Vernon makes it clear that her journey hasn’t been as easy as the rags-to-riches tales so many Americans love to hear.
“We Americans just love a really good success story, right? We love shiny rags-to-riches [stories]: One day it was all bad and the next day was just, like, glorious and then I was in this really great space from then on. But it’s not really like that,” Vernon said. Explaining how her mentors helped her confront and shape her internal narrative, she added, “They just sort of helped me understand how my emotional wounding could land me in really compromised and interesting places if I didn’t sit with it, look at it, and be willing to shift and change or be in a state of acceptance about those things. … It takes a wise person to look at you and be willing to let you know the ways in which you’re not the cat’s meow.”

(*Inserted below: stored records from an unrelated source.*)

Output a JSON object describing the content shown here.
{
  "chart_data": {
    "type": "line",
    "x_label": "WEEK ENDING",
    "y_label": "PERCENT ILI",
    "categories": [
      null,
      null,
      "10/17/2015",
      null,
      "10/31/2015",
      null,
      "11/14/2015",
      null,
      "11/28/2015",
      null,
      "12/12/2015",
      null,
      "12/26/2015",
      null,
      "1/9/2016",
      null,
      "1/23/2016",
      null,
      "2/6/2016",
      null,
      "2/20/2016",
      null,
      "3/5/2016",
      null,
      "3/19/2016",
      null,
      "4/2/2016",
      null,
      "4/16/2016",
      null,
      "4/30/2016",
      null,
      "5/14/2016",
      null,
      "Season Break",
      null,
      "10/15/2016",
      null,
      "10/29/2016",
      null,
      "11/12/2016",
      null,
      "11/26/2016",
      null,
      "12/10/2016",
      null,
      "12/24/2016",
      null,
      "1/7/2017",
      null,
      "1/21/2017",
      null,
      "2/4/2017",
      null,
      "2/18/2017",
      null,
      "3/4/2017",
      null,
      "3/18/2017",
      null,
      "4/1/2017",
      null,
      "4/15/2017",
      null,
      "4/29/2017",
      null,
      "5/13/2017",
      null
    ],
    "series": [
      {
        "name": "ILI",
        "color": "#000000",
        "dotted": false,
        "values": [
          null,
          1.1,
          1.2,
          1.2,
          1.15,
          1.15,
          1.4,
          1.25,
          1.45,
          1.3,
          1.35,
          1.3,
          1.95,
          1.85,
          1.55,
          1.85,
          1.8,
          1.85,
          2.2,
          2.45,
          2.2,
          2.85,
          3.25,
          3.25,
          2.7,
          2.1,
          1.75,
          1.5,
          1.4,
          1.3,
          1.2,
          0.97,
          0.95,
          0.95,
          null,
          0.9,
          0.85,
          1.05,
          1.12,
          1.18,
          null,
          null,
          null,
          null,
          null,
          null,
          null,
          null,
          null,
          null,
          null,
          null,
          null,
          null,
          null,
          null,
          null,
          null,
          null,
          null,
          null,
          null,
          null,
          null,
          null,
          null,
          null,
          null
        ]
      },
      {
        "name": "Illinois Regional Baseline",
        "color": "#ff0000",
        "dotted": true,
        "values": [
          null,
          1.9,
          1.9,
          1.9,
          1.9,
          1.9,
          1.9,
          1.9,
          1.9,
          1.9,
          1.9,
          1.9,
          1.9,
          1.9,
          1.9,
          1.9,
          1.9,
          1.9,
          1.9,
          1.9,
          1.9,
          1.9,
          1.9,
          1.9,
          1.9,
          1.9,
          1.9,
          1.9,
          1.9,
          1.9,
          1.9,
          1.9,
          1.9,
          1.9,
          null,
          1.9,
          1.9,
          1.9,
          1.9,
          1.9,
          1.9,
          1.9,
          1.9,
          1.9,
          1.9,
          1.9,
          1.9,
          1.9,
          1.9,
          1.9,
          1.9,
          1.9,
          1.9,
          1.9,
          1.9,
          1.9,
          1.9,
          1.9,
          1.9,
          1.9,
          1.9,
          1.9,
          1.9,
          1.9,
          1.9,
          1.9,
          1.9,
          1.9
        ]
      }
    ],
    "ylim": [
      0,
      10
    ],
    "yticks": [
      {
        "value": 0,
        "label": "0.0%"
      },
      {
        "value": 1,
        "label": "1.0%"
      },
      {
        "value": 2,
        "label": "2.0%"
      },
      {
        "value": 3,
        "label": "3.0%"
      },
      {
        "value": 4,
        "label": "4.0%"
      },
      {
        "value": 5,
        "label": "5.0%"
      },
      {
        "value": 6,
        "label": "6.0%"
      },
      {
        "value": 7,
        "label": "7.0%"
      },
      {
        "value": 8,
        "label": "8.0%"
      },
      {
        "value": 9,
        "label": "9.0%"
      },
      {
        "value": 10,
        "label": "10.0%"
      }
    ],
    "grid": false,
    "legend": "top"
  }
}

And it’s this wellspring of elder wisdom that Vernon calls on when she needs guidance as she pens the next chapter of her personal story. When I asked her about her TEDx Berkeley Talk, “Mining The Generational Divide,” Vernon (who is a Generation Xer) said that the cultural wisdom she would like to share with the next generation is that “not all traditions are bad … some of them are meant to ground us in a deeper understanding of who we are in the continuum.”
In terms of her legacy as an artist, Vernon says that she’s not interested in the “cult of personality.” If she’s remembered for anything, she wants to be remembered for the things that helped the community move to the next level. The Visionary Justice StoryLab, a collective and film production hub where Shontina Vernon serves as the creative director, is launching a 3-year Women of Color narrative initiative which Vernon says will center “intersectional narratives from the standpoint of Black women [and] queer and trans Women of Color.”
“We have these rich interiorities that are never really broken open and explored. When I think of that work through the lab, that’s what is exciting to me. … If a hundred years from now we have so many rich and wonderful films that people can go back to and reference and draw from, and there’s a new crop of filmmakers that are being bold and risk-taking and telling these sort of rich, complex, multi-dimensional stories, then to me that is the work and that would be how I would want to be remembered.”
Beverly Aarons is a writer and game developer. She works across disciplines as a copywriter, journalist, novelist, playwright, screenwriter, and short-story writer. She explores futuristic worlds in fiction but also enjoys discovering the stories of modern-day unsung heroes. She’s currently writing an immersive play about the themes of migration as well as a series of nonfiction stories about ordinary people doing extraordinary things in their local communities and the world. In August 2018 she produced a live-action game and event where community members worked together to envision an economic future they truly desired to leave future generations.